Four-time Emmy winner Maria Hinojosa encouraged students and faculty to believe in their own power, as Dr. Martin Luther King Jr. would believe, in UR’s annual Martin Luther King, Jr. Commemorative Address.
“Dr. King had a dream, not a five-year strategic plan,” Hinojosa said.
Hinojosa spoke last Friday at the Strong Auditorium, discussing racism today and the city of Rochester.
She emphasized that everybody is scared and that humanity grows at moments of challenge and controversy.
Hinojosa said the biggest reason for racism in America today is fear. Specifically, the fear of people and their unfamiliarity with the rest of the world.
She implored the audience to eat their fears and pleaded for them to stop listening to statements made on TV. Instead, Hinojosa asked them to draw conclusions from their reality.
“We must trust people around us and don’t look at them as a threat,” Hinojosa said.
Hinojosa advised against uttering words such as “illegal immigrant” or “minority student.” She believes there is no such term as an “illegal human being” and nobody should be seen as a “member of the minority group.”
Hinojosa argued that if somebody drives and violates rules, they are not an illegal driver, but they have committed an illegal act. Many of the attendees snapped and clapped in agreement.
Another topic Hinojosa discussed was her attachment to Rochester. She talked about her “special relationship” with the city, a city that she believes “has deep implications with the rest of the country,” such as Frederick Douglass’s famous anti-slavery article “The North Star” and suffragette Susan. B. Anthony’s fight for women’s rights.
However, in her speech, Hinojosa also brings to light the darker side of the historical city, specifically infant mortality rates in Rochester.
“There are so many babies who died that there is a section in the Rochester cemetery just for that,” Hinojosa said. “It is not right.”

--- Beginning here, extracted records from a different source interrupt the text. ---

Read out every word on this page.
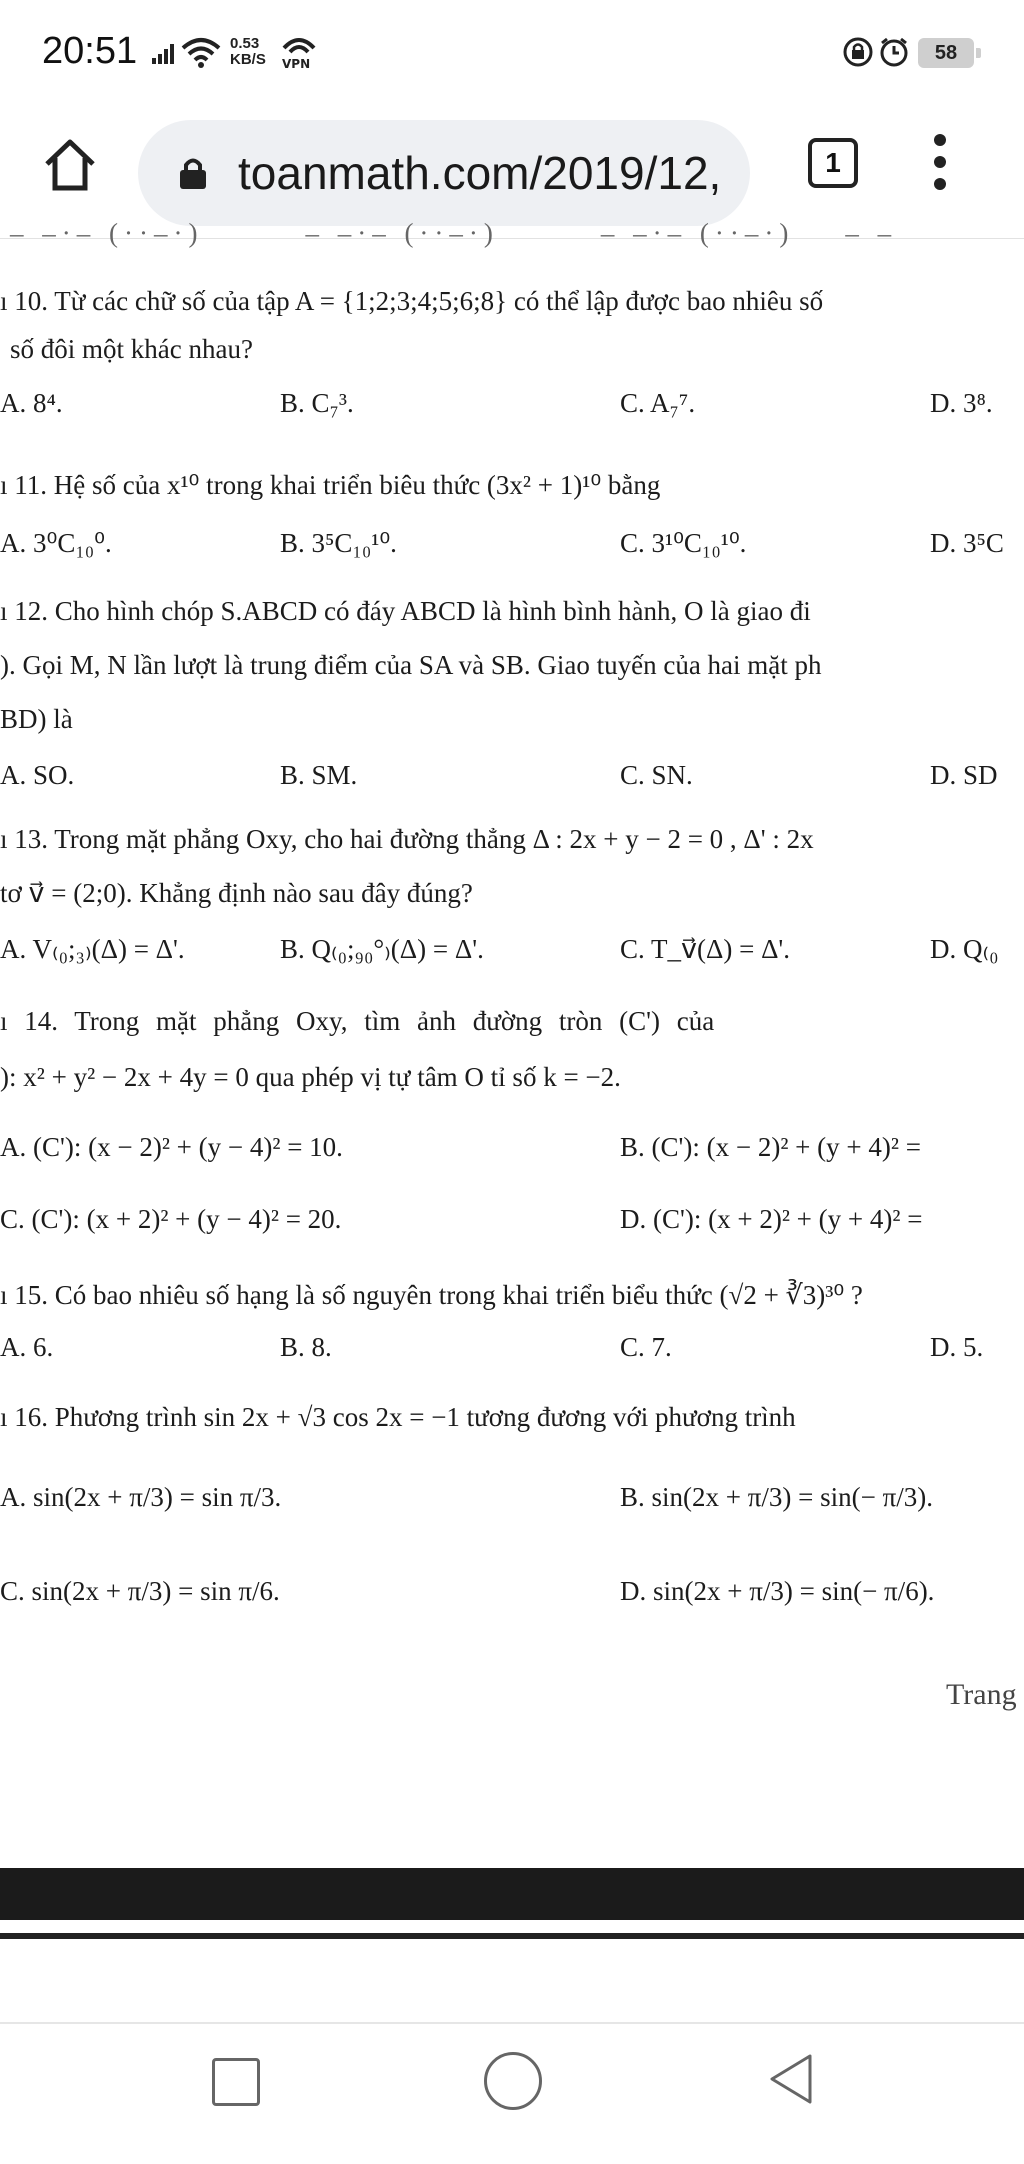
20:51	0.53
KB/S VPN	58
toanmath.com/2019/12,	1
– –·– (··–·)        – –·– (··–·)        – –·– (··–·)    – –
ı 10. Từ các chữ số của tập A = {1;2;3;4;5;6;8} có thể lập được bao nhiêu số
số đôi một khác nhau?
A. 8⁴.	B. C₇³.	C. A₇⁷.	D. 3⁸.
ı 11. Hệ số của x¹⁰ trong khai triển biêu thức (3x² + 1)¹⁰ bằng
A. 3⁰C₁₀⁰.	B. 3⁵C₁₀¹⁰.	C. 3¹⁰C₁₀¹⁰.	D. 3⁵C
ı 12. Cho hình chóp S.ABCD có đáy ABCD là hình bình hành, O là giao đi
). Gọi M, N lần lượt là trung điểm của SA và SB. Giao tuyến của hai mặt ph
BD) là
A. SO.	B. SM.	C. SN.	D. SD
ı 13. Trong mặt phẳng Oxy, cho hai đường thẳng Δ : 2x + y − 2 = 0 , Δ' : 2x
tơ v⃗ = (2;0). Khẳng định nào sau đây đúng?
A. V₍₀;₃₎(Δ) = Δ'.	B. Q₍₀;₉₀°₎(Δ) = Δ'.	C. T_v⃗(Δ) = Δ'.	D. Q₍₀
ı 14. Trong mặt phẳng Oxy, tìm ảnh đường tròn (C') của
): x² + y² − 2x + 4y = 0 qua phép vị tự tâm O tỉ số k = −2.
A. (C'): (x − 2)² + (y − 4)² = 10.	B. (C'): (x − 2)² + (y + 4)² =
C. (C'): (x + 2)² + (y − 4)² = 20.	D. (C'): (x + 2)² + (y + 4)² =
ı 15. Có bao nhiêu số hạng là số nguyên trong khai triển biểu thức (√2 + ∛3)³⁰ ?
A. 6.	B. 8.	C. 7.	D. 5.
ı 16. Phương trình sin 2x + √3 cos 2x = −1 tương đương với phương trình
A. sin(2x + π/3) = sin π/3.	B. sin(2x + π/3) = sin(− π/3).
C. sin(2x + π/3) = sin π/6.	D. sin(2x + π/3) = sin(− π/6).
Trang
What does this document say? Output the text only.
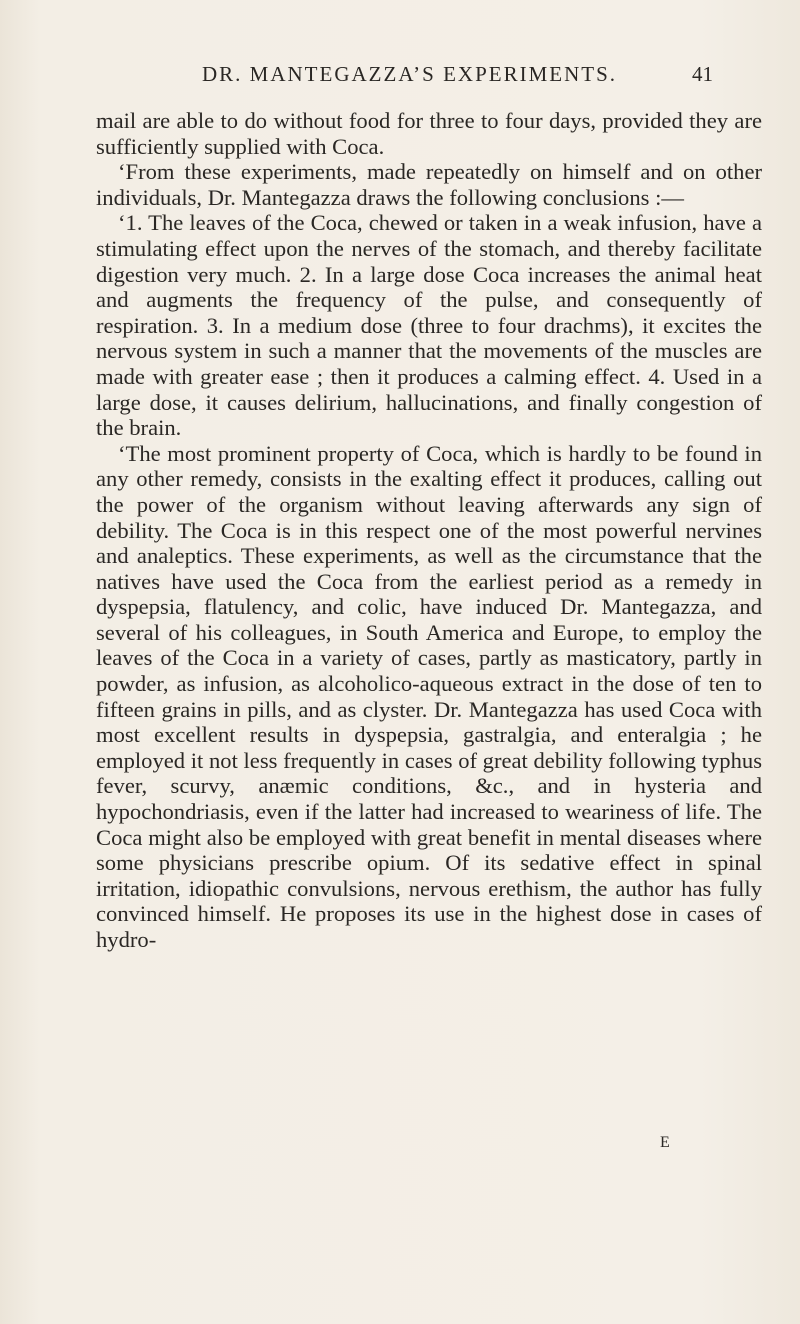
DR. MANTEGAZZA’S EXPERIMENTS.	41

mail are able to do without food for three to four days, provided they are sufficiently supplied with Coca.

‘From these experiments, made repeatedly on himself and on other individuals, Dr. Mantegazza draws the following conclusions :—

‘1. The leaves of the Coca, chewed or taken in a weak infusion, have a stimulating effect upon the nerves of the stomach, and thereby facilitate digestion very much. 2. In a large dose Coca increases the animal heat and augments the frequency of the pulse, and consequently of respiration. 3. In a medium dose (three to four drachms), it excites the nervous system in such a manner that the movements of the muscles are made with greater ease ; then it produces a calming effect. 4. Used in a large dose, it causes delirium, hallucinations, and finally congestion of the brain.

‘The most prominent property of Coca, which is hardly to be found in any other remedy, consists in the exalting effect it produces, calling out the power of the organism without leaving afterwards any sign of debility. The Coca is in this respect one of the most powerful nervines and analeptics. These experiments, as well as the circumstance that the natives have used the Coca from the earliest period as a remedy in dyspepsia, flatulency, and colic, have induced Dr. Mantegazza, and several of his colleagues, in South America and Europe, to employ the leaves of the Coca in a variety of cases, partly as masticatory, partly in powder, as infusion, as alcoholico-aqueous extract in the dose of ten to fifteen grains in pills, and as clyster. Dr. Mantegazza has used Coca with most excellent results in dyspepsia, gastralgia, and enteralgia ; he employed it not less frequently in cases of great debility following typhus fever, scurvy, anæmic conditions, &c., and in hysteria and hypochondriasis, even if the latter had increased to weariness of life. The Coca might also be employed with great benefit in mental diseases where some physicians prescribe opium. Of its sedative effect in spinal irritation, idiopathic convulsions, nervous erethism, the author has fully convinced himself. He proposes its use in the highest dose in cases of hydro-

E
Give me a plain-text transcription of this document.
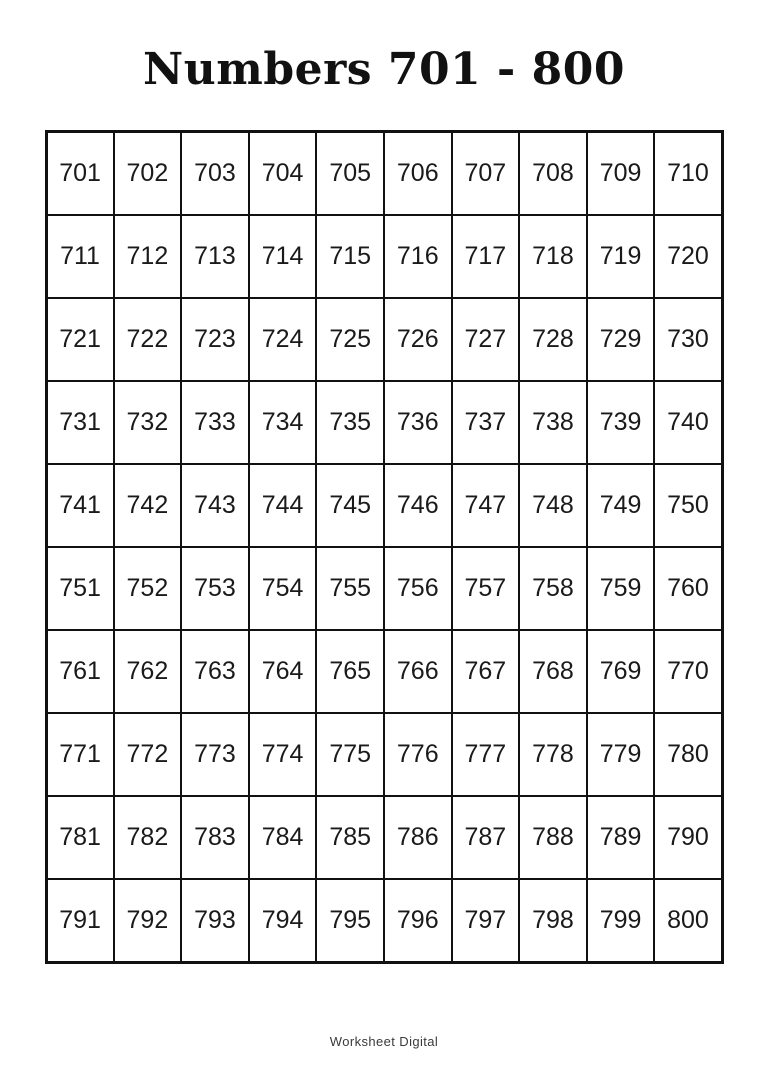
Numbers 701 - 800
701	702	703	704	705	706	707	708	709	710
711	712	713	714	715	716	717	718	719	720
721	722	723	724	725	726	727	728	729	730
731	732	733	734	735	736	737	738	739	740
741	742	743	744	745	746	747	748	749	750
751	752	753	754	755	756	757	758	759	760
761	762	763	764	765	766	767	768	769	770
771	772	773	774	775	776	777	778	779	780
781	782	783	784	785	786	787	788	789	790
791	792	793	794	795	796	797	798	799	800
Worksheet Digital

She addressed Rochester’s infant mortality rates with a scientific term called “toxic stress.”
A study has found that “toxic stress” can predict whether a baby will survive in the future. If a family has suffered from hunger, cold or fear for a long period of time, the odds are that the baby will be born sick. The constant anxiety and stress created by harsh conditions accumulates and passes on to the offspring.
“Yet, there is a hope,” she added. “There were people who helped these women to have healthy pregnancies. There were people who were able to stand up and say, ‘We are better than this.’”
She concluded that the city of Rochester “made her a better human being.”
Despite being an award-winning journalist and the anchor and executive producer of “Latino USA” on NPR, Hinojosa revealed that she struggled to write the speech.
She did not understand how a Latina woman with an accent was selected to deliver the Martin Luther King, Jr. Commemorative Address.
“Of course it makes perfect sense that I would feel inadequate in the United States of today,” Hinojosa said. “Because for anyone who is an immigrant, for anyone who has an accent, for anyone who is a woman, these are the challenging times.”
That statement drew ovations.
Even so, she still believes that “unarmed truth and unconditional love will have a final word in reality.”
Many members of the audience left inspired by Hinojosa’s words. Junior Justin Delinois described her as “unapologetic and boxing” in her speech.